Regarding specific ARCH research use cases, we were fortunate to support a number of different internationally distributed research teams with our Archives Unleashed colleagues. Titles for those research efforts are instructive, so I’ll repeat some of them here: “AWAC2 Analyzing Web Archives of the COVID Crisis through the IIPC Novel Coronavirus dataset” (Valérie Schafer et al.); “Using Web Archives for Mapping the Use of Cultural Practices in Postconflict Societies and During Reconciliation Processes” (Ricardo Velasco Trujillo and Luis Gomez); “Web Archiving and the Saskatchewan COVID Archive: Expanding Coverage to Capture Social Media, Medical Misinformation” (Jim Clifford et al.), and “Radicalization; Latin American Women’s Rights Movements: Tracing Online Presence through Language, Time and Space” (Sylvia Fernandez et al.).
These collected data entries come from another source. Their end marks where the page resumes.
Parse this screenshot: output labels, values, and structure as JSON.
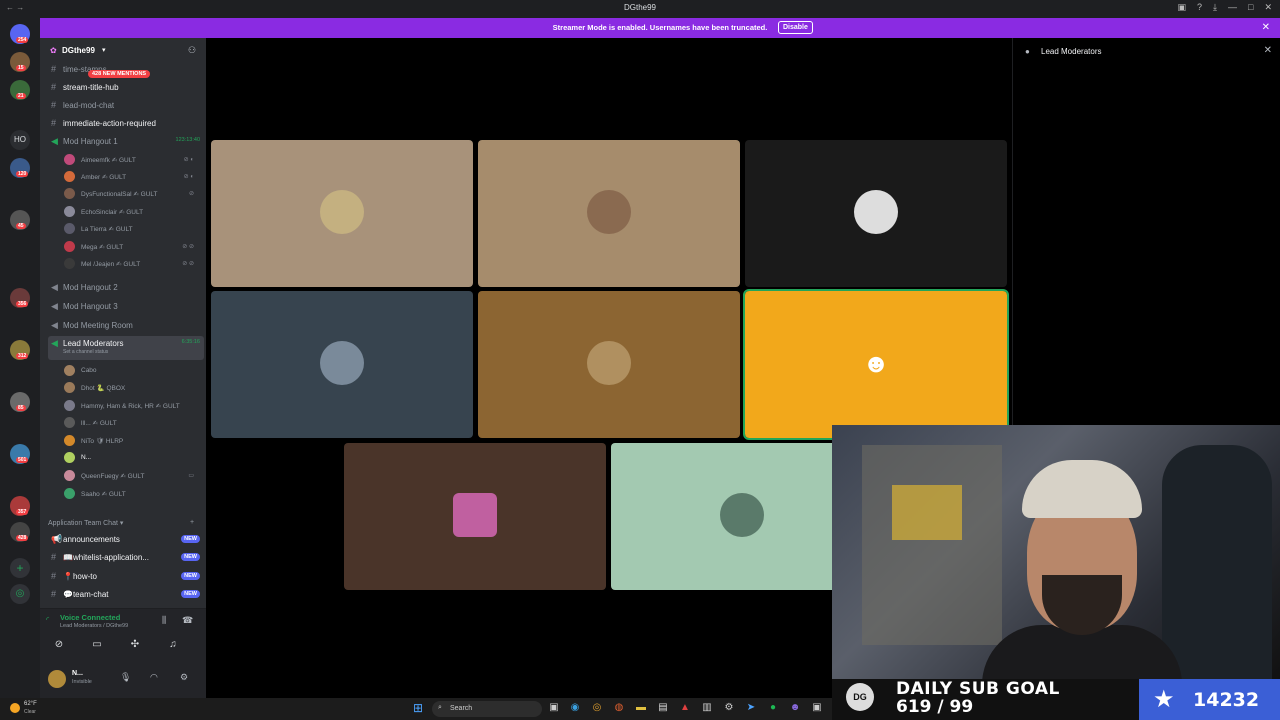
{
  "window": {
    "title": "DGthe99",
    "nav": "←  →"
  },
  "banner": {
    "text": "Streamer Mode is enabled. Usernames have been truncated.",
    "disable_label": "Disable"
  },
  "server_rail": {
    "badges": [
      "254",
      "15",
      "21",
      "HO",
      "120",
      "45",
      "356",
      "312",
      "85",
      "501",
      "357",
      "428"
    ]
  },
  "guild": {
    "name": "DGthe99",
    "mentions_badge": "428 NEW MENTIONS",
    "channels": [
      {
        "label": "time-stamps"
      },
      {
        "label": "stream-title-hub"
      },
      {
        "label": "lead-mod-chat"
      },
      {
        "label": "immediate-action-required"
      }
    ],
    "voice_channels": {
      "hangout1": {
        "label": "Mod Hangout 1",
        "timer": "123:13:40"
      },
      "hangout2": "Mod Hangout 2",
      "hangout3": "Mod Hangout 3",
      "meeting": "Mod Meeting Room",
      "lead": {
        "label": "Lead Moderators",
        "timer": "6:35:16",
        "status": "Set a channel status"
      }
    },
    "hangout_members": [
      {
        "name": "Aimeemfk",
        "tag": "GULT"
      },
      {
        "name": "Amber",
        "tag": "GULT"
      },
      {
        "name": "DysFunctionalSal",
        "tag": "GULT"
      },
      {
        "name": "EchoSinclair",
        "tag": "GULT"
      },
      {
        "name": "La Tierra",
        "tag": "GULT"
      },
      {
        "name": "Mega",
        "tag": "GULT"
      },
      {
        "name": "Mel /Jeajen",
        "tag": "GULT"
      }
    ],
    "lead_members": [
      {
        "name": "Cabo",
        "tag": ""
      },
      {
        "name": "Dhot",
        "tag": "QBOX"
      },
      {
        "name": "Hammy, Ham & Rick, HR",
        "tag": "GULT"
      },
      {
        "name": "lll...",
        "tag": "GULT"
      },
      {
        "name": "NiTo",
        "tag": "HLRP"
      },
      {
        "name": "N...",
        "tag": ""
      },
      {
        "name": "QueenFuegy",
        "tag": "GULT"
      },
      {
        "name": "Saaho",
        "tag": "GULT"
      }
    ],
    "category": "Application Team Chat",
    "app_channels": [
      {
        "label": "announcements",
        "badge": "NEW"
      },
      {
        "label": "📖whitelist-application...",
        "badge": "NEW"
      },
      {
        "label": "📍how-to",
        "badge": "NEW"
      },
      {
        "label": "💬team-chat",
        "badge": "NEW"
      }
    ]
  },
  "voice_panel": {
    "status": "Voice Connected",
    "location": "Lead Moderators / DGthe99"
  },
  "user_panel": {
    "name": "N...",
    "status": "Invisible"
  },
  "right_panel": {
    "title": "Lead Moderators"
  },
  "tiles": {
    "colors": [
      "#a8927a",
      "#a68c6c",
      "#1a1a1a",
      "#37444f",
      "#8c6532",
      "#f2a81b",
      "#4a3429",
      "#a3c9b1"
    ]
  },
  "goal": {
    "logo": "DG",
    "title": "DAILY SUB GOAL",
    "progress": "619 / 99",
    "count": "14232"
  },
  "taskbar": {
    "temp": "62°F",
    "weather": "Clear",
    "search": "Search"
  }
}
More recently, we’ve seen examples of ARCH research use cases focused on the study of modern music history and library practitioner use cases focused on ARCH as a tool for collection curation at scale.
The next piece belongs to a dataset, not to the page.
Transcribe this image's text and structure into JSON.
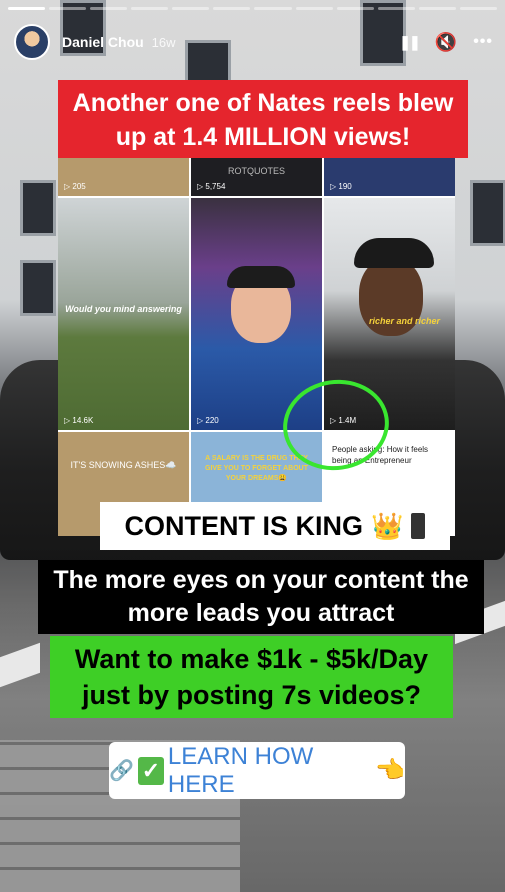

I’m not surprised to hear that AI is on your mind. You recently gave a talk at ACRL on the “mutualistic relationships” between GLAM professionals and AI tools, which I assume plays into the topic of AI4LAM. How is this relationship mutualistic? Is there a way of conceiving of these tools as mutually beneficial while also bearing in mind the real ethical and privacy concerns these tools raise?
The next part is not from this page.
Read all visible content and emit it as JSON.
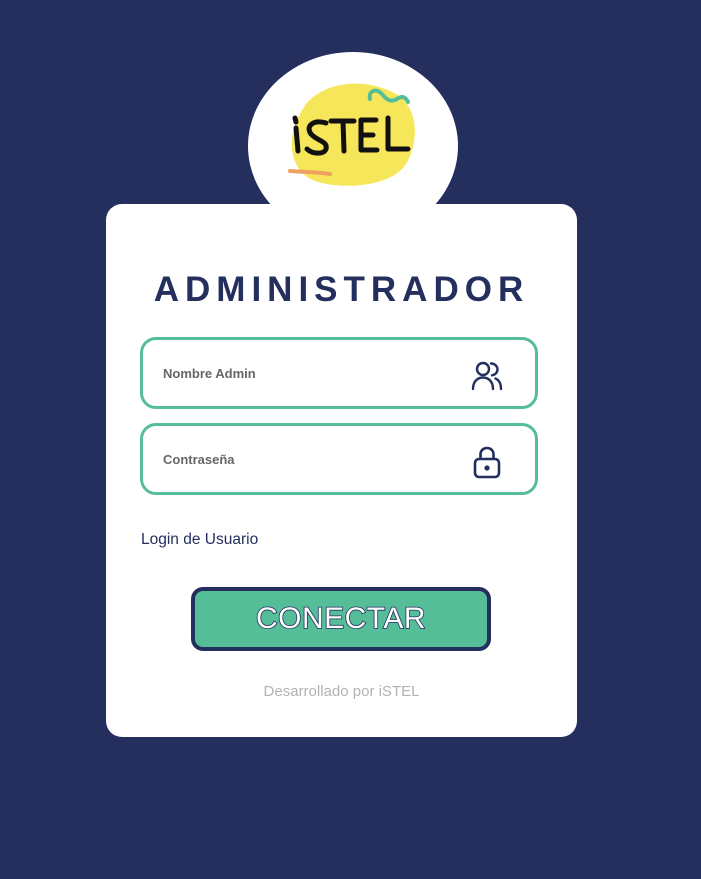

I suppose I should say that I think the relationship between librarians and AI is aspirationally mutualistic. As librarians, we have a long history making use of various tools and technologies. Across each usage, our work is shaped by the tool we hold in hand—metaphorically and literally. The profession contending with the challenges and opportunities of increasingly ubiquitous access to the internet is an instructive sea-change-y sort of lesson from the not-too-distant past.

What remains unclear to me is the extent to which our profession has the ability to impact the creators of the various, predominant AI and ML tools coming into common use. Whether open or proprietary, significant challenges are presented. Questions of ethics or privacy are salient to either path. On the open side of things, we are presented with a challenge of collective action—notoriously tricky to affect. On the proprietary side of things, we encounter a for-profit motive that history has shown rarely balances harms and benefits well.

Not infrequently, I run into people who dismiss concerns about AI with a sort of teleological sense of historical progress, where the inevitable end point of imperfect technologies is a more perfect technology with less harm and more benefit. I find the view distasteful and callous, almost as if harms affected over the course of implementation are simply acceptable losses in the grand sweep of history. More people should reflect on what positionality and advantages allow them to slide so easily into third-person omniscient view.

Yes, the teleological notion that our technological trajectory is outside of human control is a dangerous one. On a closing note, then, as librarianship and libraries integrate further with digital technologies, what is one value librarians shouldn’t forget?

My answer to that question is historical rather than technical. It is important that we not forget our histories. Critical historical reflection grounds us. We should consider the cycle of change we find ourselves in—emphasis on history as cyclical rather than a metaphor of change over time where we sit uncomfortably atop an arrow hurtling toward some unknown future. History is full of people thinking they were sitting on a special arrow when it was really just their turn on the carousel. We can be more confident in our sense of what lies around the bend.